Philippe Moins takes a look at the animated features coming out of Europe in the recent past and the upcoming future.
Posted In | Magazines: AnimationWorld

A year after a first panorama of the European animated feature landscape, AWN asked us to look into what’s happened since. A year is not a long time to evaluate the possible sea of changes in this business, but what’s happened in the last 12 months appears to reinforce the impressions we had a year ago.

That said, new productions are not wanting and European animation seems to have finally embraced CGI.

A Recurring Problem
While Europe continues to produce more animated features than the United States or Japan, distribution remains a problem. Very few of them get distributed outside of Europe and only rarely are successful, even in their own countries. In the past few years — with the exception of Chicken Run from Aardman Animation, a unique case — only such films as Help, I’m a Fish or The Triplets of Belleville have had anything approaching wide distribution, both distributed in a significant number of European territories. The majority of European animated films do 90% of their box office in their home territory, not to mention those that don’t even manage to muster local interest. It would be masochistic to list them here, but the reality is that there were more failures than successes in 2004.

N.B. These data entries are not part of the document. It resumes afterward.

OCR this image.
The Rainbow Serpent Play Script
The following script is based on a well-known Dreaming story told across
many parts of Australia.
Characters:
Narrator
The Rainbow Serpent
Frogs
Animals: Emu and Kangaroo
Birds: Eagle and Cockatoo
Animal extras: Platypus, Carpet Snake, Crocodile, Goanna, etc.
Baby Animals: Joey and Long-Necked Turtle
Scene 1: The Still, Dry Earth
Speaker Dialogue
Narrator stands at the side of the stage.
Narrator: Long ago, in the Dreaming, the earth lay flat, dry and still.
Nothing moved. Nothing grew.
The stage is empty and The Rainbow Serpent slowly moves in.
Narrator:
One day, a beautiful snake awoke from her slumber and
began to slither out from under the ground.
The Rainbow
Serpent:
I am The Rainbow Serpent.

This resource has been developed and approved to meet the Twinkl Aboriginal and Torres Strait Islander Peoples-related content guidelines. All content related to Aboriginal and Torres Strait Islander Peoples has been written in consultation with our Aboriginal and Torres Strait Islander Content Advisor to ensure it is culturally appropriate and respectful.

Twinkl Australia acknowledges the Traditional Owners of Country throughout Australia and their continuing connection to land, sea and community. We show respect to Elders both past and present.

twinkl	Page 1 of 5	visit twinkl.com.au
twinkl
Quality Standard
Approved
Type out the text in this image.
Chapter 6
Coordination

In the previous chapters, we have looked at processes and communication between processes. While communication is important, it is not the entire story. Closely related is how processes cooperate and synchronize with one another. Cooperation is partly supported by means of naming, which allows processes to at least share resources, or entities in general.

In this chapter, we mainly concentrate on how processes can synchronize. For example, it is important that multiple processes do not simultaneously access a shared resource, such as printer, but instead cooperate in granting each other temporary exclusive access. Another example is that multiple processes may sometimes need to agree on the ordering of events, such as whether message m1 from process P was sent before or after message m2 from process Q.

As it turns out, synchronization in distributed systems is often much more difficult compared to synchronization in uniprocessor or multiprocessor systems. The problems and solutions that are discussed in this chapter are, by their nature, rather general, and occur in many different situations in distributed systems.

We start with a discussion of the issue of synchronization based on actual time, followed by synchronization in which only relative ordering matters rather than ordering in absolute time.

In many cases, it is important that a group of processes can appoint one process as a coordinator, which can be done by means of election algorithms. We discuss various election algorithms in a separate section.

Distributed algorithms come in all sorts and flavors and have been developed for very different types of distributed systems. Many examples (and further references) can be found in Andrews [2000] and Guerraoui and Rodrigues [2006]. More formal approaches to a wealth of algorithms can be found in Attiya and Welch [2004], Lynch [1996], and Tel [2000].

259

Obviously, this situation is troubling to the profession: besides the rather mediocre films, this was also the case for some very good and, at times, very ambitious films, which could give the already small number of investors cold feet. Or, worse, scare off other potential investors.

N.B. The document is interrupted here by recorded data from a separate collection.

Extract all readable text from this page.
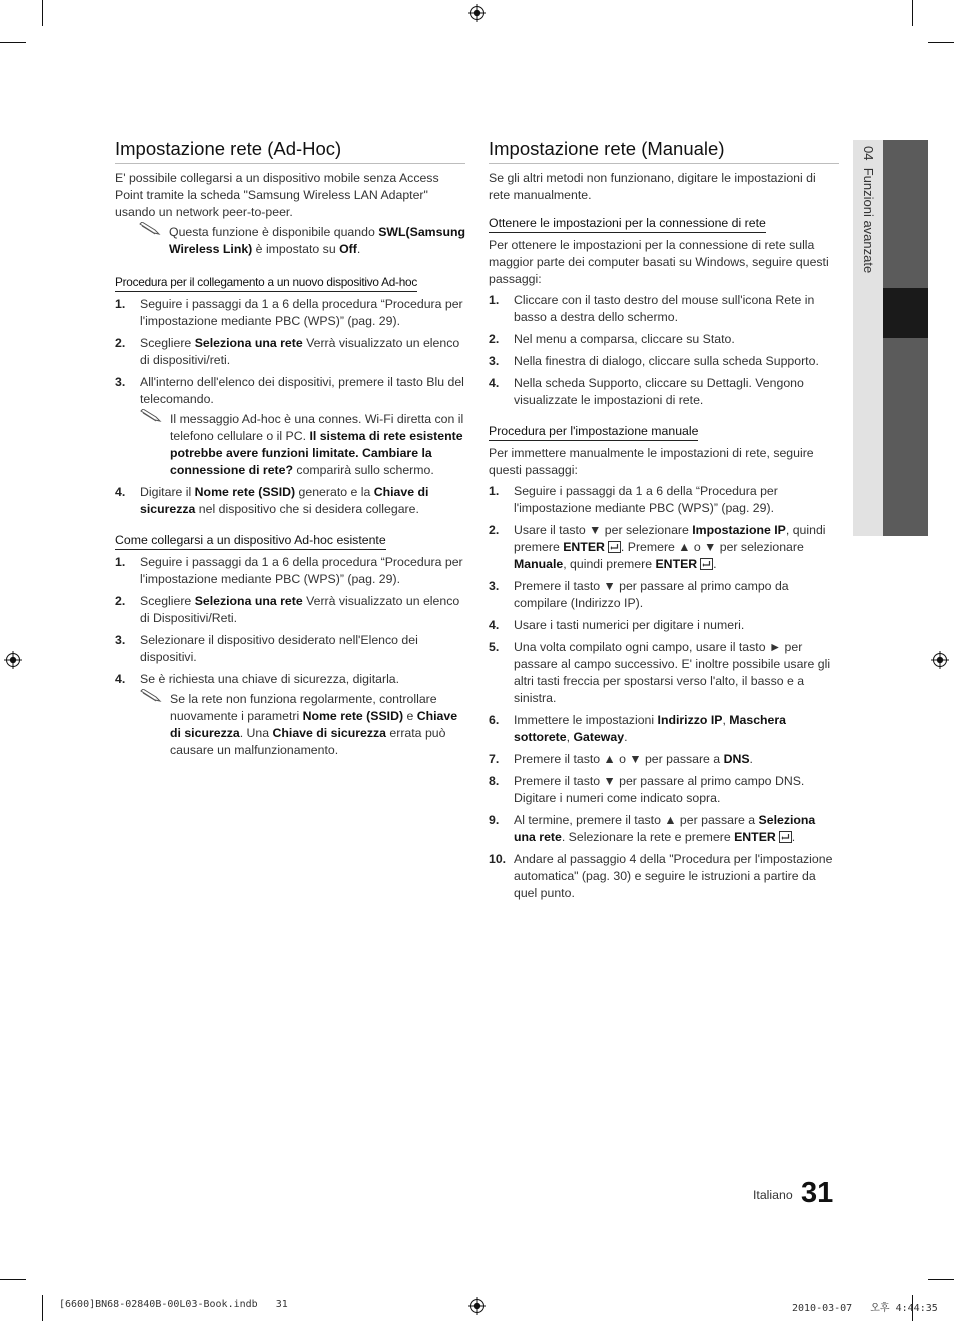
Impostazione rete (Ad-Hoc)

E' possibile collegarsi a un dispositivo mobile senza Access Point tramite la scheda "Samsung Wireless LAN Adapter" usando un network peer-to-peer.

Questa funzione è disponibile quando SWL(Samsung Wireless Link) è impostato su Off.
Procedura per il collegamento a un nuovo dispositivo Ad-hoc
1. Seguire i passaggi da 1 a 6 della procedura “Procedura per l'impostazione mediante PBC (WPS)” (pag. 29).
2. Scegliere Seleziona una rete Verrà visualizzato un elenco di dispositivi/reti.
3. All'interno dell'elenco dei dispositivi, premere il tasto Blu del telecomando.
Il messaggio Ad-hoc è una connes. Wi-Fi diretta con il telefono cellulare o il PC. Il sistema di rete esistente potrebbe avere funzioni limitate. Cambiare la connessione di rete? comparirà sullo schermo.
4. Digitare il Nome rete (SSID) generato e la Chiave di sicurezza nel dispositivo che si desidera collegare.
Come collegarsi a un dispositivo Ad-hoc esistente
1. Seguire i passaggi da 1 a 6 della procedura “Procedura per l'impostazione mediante PBC (WPS)” (pag. 29).
2. Scegliere Seleziona una rete Verrà visualizzato un elenco di Dispositivi/Reti.
3. Selezionare il dispositivo desiderato nell'Elenco dei dispositivi.
4. Se è richiesta una chiave di sicurezza, digitarla.
Se la rete non funziona regolarmente, controllare nuovamente i parametri Nome rete (SSID) e Chiave di sicurezza. Una Chiave di sicurezza errata può causare un malfunzionamento.
Impostazione rete (Manuale)

Se gli altri metodi non funzionano, digitare le impostazioni di rete manualmente.

Ottenere le impostazioni per la connessione di rete

Per ottenere le impostazioni per la connessione di rete sulla maggior parte dei computer basati su Windows, seguire questi passaggi:

1. Cliccare con il tasto destro del mouse sull'icona Rete in basso a destra dello schermo.
2. Nel menu a comparsa, cliccare su Stato.
3. Nella finestra di dialogo, cliccare sulla scheda Supporto.
4. Nella scheda Supporto, cliccare su Dettagli. Vengono visualizzate le impostazioni di rete.
Procedura per l'impostazione manuale

Per immettere manualmente le impostazioni di rete, seguire questi passaggi:

1. Seguire i passaggi da 1 a 6 della “Procedura per l'impostazione mediante PBC (WPS)” (pag. 29).
2. Usare il tasto ▼ per selezionare Impostazione IP, quindi premere ENTER . Premere ▲ o ▼ per selezionare Manuale, quindi premere ENTER .
3. Premere il tasto ▼ per passare al primo campo da compilare (Indirizzo IP).
4. Usare i tasti numerici per digitare i numeri.
5. Una volta compilato ogni campo, usare il tasto ► per passare al campo successivo. E' inoltre possibile usare gli altri tasti freccia per spostarsi verso l'alto, il basso e a sinistra.
6. Immettere le impostazioni Indirizzo IP, Maschera sottorete, Gateway.
7. Premere il tasto ▲ o ▼ per passare a DNS.
8. Premere il tasto ▼ per passare al primo campo DNS. Digitare i numeri come indicato sopra.
9. Al termine, premere il tasto ▲ per passare a Seleziona una rete. Selezionare la rete e premere ENTER .
10. Andare al passaggio 4 della "Procedura per l'impostazione automatica" (pag. 30) e seguire le istruzioni a partire da quel punto.
04  Funzioni avanzate
Italiano 31
[6600]BN68-02840B-00L03-Book.indb   31	2010-03-07   오후 4:44:35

Multiple Sources of Financing
Our preceding article spoke about government funding and broadcaster involvement in many projects which simply wouldn’t have seen the light of day without this aid. At the end of the day, though, budgets remain extremely modest compared to American films, which could attract investment from outside Europe if any of these films should ever break out to become big box offices successes. Warner Bros. Ent. Gmbh, a German subsidiary of the Warner Bros. Group, is a good example of private investment from outside the European animation industry. Although an expansion of this type of investment in Europe could encounter obstacles as a result of the existing financing structure for European animated films.

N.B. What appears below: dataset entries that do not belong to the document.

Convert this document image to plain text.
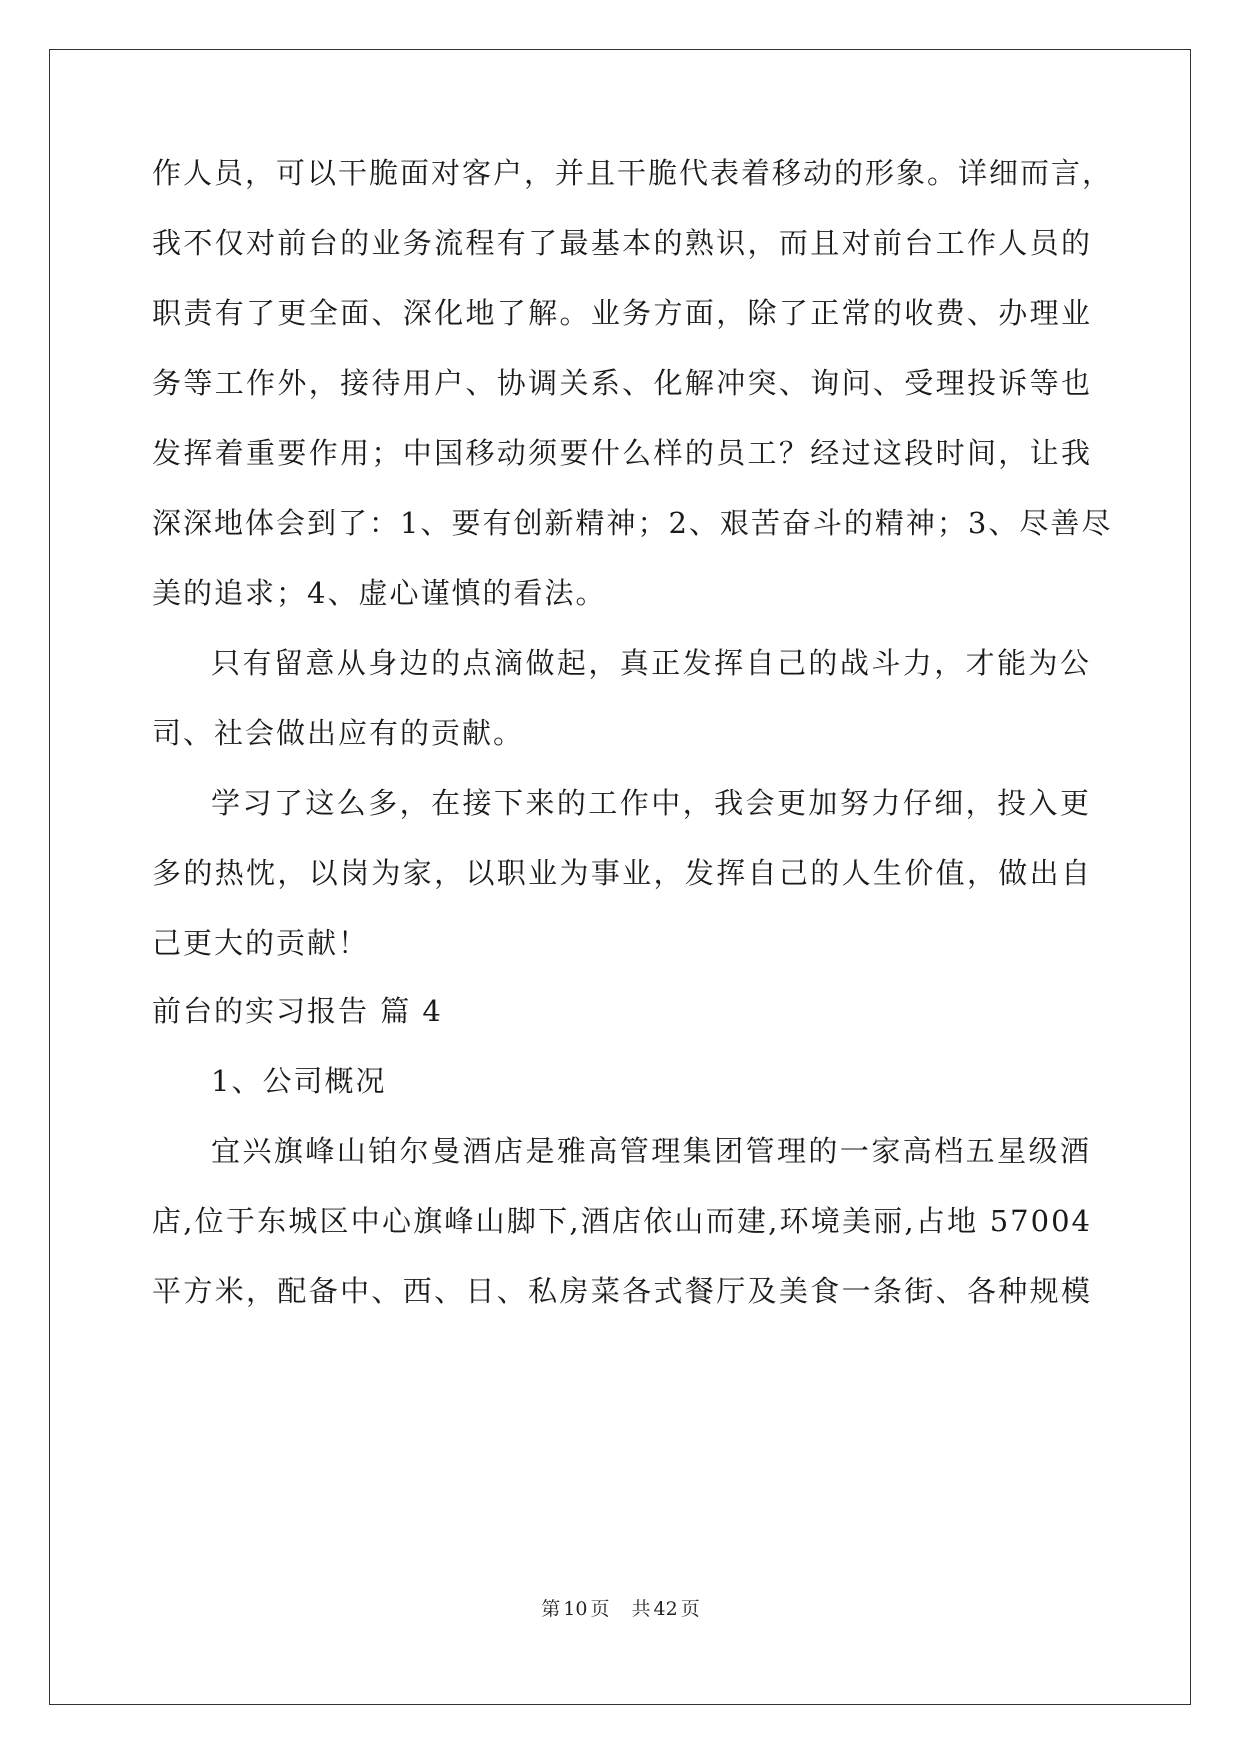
作人员，可以干脆面对客户，并且干脆代表着移动的形象。详细而言，
我不仅对前台的业务流程有了最基本的熟识，而且对前台工作人员的
职责有了更全面、深化地了解。业务方面，除了正常的收费、办理业
务等工作外，接待用户、协调关系、化解冲突、询问、受理投诉等也
发挥着重要作用；中国移动须要什么样的员工？经过这段时间，让我
深深地体会到了：1、要有创新精神；2、艰苦奋斗的精神；3、尽善尽
美的追求；4、虚心谨慎的看法。
只有留意从身边的点滴做起，真正发挥自己的战斗力，才能为公
司、社会做出应有的贡献。
学习了这么多，在接下来的工作中，我会更加努力仔细，投入更
多的热忱，以岗为家，以职业为事业，发挥自己的人生价值，做出自
己更大的贡献！
前台的实习报告 篇 4
1、公司概况
宜兴旗峰山铂尔曼酒店是雅高管理集团管理的一家高档五星级酒
店,位于东城区中心旗峰山脚下,酒店依山而建,环境美丽,占地 57004
平方米，配备中、西、日、私房菜各式餐厅及美食一条街、各种规模
第 10 页 共 42 页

The brouhaha surrounding the live-action film, A Very Long Engagement, by French director Jean-Pierre Jeunet and also produced by a subsidiary of Warner Bros., illustrates the difficulty in France: the Union of Independent Producers (Syndicat des Producteurs Indépendants or S.P.I.) decided that Jeunet’s film, even though he used a French technical and artistic team, was an American production and that the substantial subsidies awarded by the C.N.C. (a French government organism that provides funding to national cinematography) to this very large project meant that much of a loss for the French movie industry. The crucial question concerning the diversification of European film financing has been raised as a result and the answer, highly anticipated, is to be provided by the French justice system where the Union has taken their complaint.